29 April 2026, 03:03

Tulpe provoziert mit Wal-Satire: "Sprengt den Wal" spaltet das Netz

Schwarz-weiß-Illustration eines Buckelwals im Meer mit einem Boot im Hintergrund und dem Text "Buckelwal von William Hogarth" unten.

Tulpe provoziert mit Wal-Satire: "Sprengt den Wal" spaltet das Netz

Satirischer Song der Berliner Rockband Tulpe löst Online-Debatte aus

Die Berliner Rockband Tulpe hat mit einem satirischen Lied für Aufsehen gesorgt. Der Titel Sprengt den Wal nimmt ein im Ostsee gestrandetes Buckelwal-Weibchen aufs Korn – ein Tier, das in den sozialen Medien unter Namen wie "Timmy" oder "Hoffnung" für Furore sorgte. Die provokanten Songtexte und Anspielungen auf Donald Trump lösten sowohl Gelächter als auch Kritik aus.

Der Streit entbrannte, als Tulpe ein Musikvideo des Songs auf Instagram veröffentlichte, das binnen kurzem etwa 4,6 Millionen Aufrufe verzeichnete. Sänger Joachim Foerster räumte ein, dass die erste Strophe eher beiläufig entstanden sei. Doch als das Video die Marke von 1,5 Millionen Klicks überschritt, fügte die Band eine zweite Strophe hinzu, um die Wirkung zu verstärken.
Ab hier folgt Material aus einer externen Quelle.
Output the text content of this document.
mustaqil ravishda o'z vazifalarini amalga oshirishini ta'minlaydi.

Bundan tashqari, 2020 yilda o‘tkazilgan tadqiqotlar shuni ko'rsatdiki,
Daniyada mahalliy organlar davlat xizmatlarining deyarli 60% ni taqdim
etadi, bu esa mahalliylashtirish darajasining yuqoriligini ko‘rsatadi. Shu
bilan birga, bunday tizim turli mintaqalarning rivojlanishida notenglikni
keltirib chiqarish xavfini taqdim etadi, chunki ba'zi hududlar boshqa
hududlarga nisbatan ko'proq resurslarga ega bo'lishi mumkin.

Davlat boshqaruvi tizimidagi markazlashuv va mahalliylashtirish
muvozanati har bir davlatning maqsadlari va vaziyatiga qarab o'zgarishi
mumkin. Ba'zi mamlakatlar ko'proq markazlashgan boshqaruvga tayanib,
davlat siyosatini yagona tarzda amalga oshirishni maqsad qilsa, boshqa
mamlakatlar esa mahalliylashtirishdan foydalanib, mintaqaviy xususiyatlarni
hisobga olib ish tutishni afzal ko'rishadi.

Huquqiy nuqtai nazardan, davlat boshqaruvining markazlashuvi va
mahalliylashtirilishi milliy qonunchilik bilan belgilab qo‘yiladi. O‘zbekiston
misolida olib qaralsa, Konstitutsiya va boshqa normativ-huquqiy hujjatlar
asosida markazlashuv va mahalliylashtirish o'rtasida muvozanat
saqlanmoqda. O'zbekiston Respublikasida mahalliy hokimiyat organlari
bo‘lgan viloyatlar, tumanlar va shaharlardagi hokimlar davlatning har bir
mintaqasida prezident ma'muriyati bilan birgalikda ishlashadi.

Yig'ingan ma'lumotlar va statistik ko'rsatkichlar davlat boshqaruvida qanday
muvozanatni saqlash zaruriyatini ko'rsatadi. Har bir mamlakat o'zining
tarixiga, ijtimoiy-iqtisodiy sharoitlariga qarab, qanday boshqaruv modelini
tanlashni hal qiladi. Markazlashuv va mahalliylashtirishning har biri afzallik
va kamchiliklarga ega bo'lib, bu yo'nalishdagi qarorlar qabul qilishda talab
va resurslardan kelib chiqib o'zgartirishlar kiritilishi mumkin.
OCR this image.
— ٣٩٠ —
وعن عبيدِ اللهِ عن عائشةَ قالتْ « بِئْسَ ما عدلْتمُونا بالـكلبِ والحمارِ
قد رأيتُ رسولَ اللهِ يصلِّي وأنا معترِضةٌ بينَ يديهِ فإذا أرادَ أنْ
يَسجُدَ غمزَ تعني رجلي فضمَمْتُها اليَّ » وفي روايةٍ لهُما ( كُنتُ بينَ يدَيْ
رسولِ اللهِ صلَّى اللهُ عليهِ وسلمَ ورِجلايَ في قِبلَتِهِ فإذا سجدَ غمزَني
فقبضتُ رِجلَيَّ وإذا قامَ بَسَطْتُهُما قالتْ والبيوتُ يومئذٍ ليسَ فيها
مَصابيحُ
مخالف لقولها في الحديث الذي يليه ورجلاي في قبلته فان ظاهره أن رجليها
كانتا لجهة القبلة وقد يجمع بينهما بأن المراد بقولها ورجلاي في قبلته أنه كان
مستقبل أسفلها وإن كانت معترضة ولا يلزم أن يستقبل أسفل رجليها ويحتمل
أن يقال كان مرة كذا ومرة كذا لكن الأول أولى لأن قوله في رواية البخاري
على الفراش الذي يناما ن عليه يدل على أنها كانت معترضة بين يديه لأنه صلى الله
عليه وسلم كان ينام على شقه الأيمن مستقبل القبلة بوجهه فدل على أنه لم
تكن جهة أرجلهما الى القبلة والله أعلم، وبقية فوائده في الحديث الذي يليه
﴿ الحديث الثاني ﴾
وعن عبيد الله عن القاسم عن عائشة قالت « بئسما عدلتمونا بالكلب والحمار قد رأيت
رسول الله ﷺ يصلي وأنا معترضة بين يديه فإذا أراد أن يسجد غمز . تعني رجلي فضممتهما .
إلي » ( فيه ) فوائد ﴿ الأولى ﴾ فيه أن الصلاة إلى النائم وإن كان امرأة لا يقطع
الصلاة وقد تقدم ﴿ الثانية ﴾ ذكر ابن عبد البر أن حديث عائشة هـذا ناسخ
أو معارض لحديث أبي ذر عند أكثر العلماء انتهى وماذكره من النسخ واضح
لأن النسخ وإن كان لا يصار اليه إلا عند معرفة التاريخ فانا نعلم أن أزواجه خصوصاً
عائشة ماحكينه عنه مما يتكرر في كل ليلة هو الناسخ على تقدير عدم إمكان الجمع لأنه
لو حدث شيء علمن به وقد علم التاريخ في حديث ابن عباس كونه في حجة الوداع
Die Texte enthalten Zeilen wie "Sprengt den Wal, macht ihn weg, lasst Wal-Salami und -Schnitzel regnen" – eine gezielte Spitze gegen den Online-Hype um das gestrandete Tier. Foerster verwies auf die Ironie, dass ein Wal, Symbol für die uralte Majestät der Natur, zur Zielscheibe von KI-generierten Witzen und geschmacklosen Memes werde.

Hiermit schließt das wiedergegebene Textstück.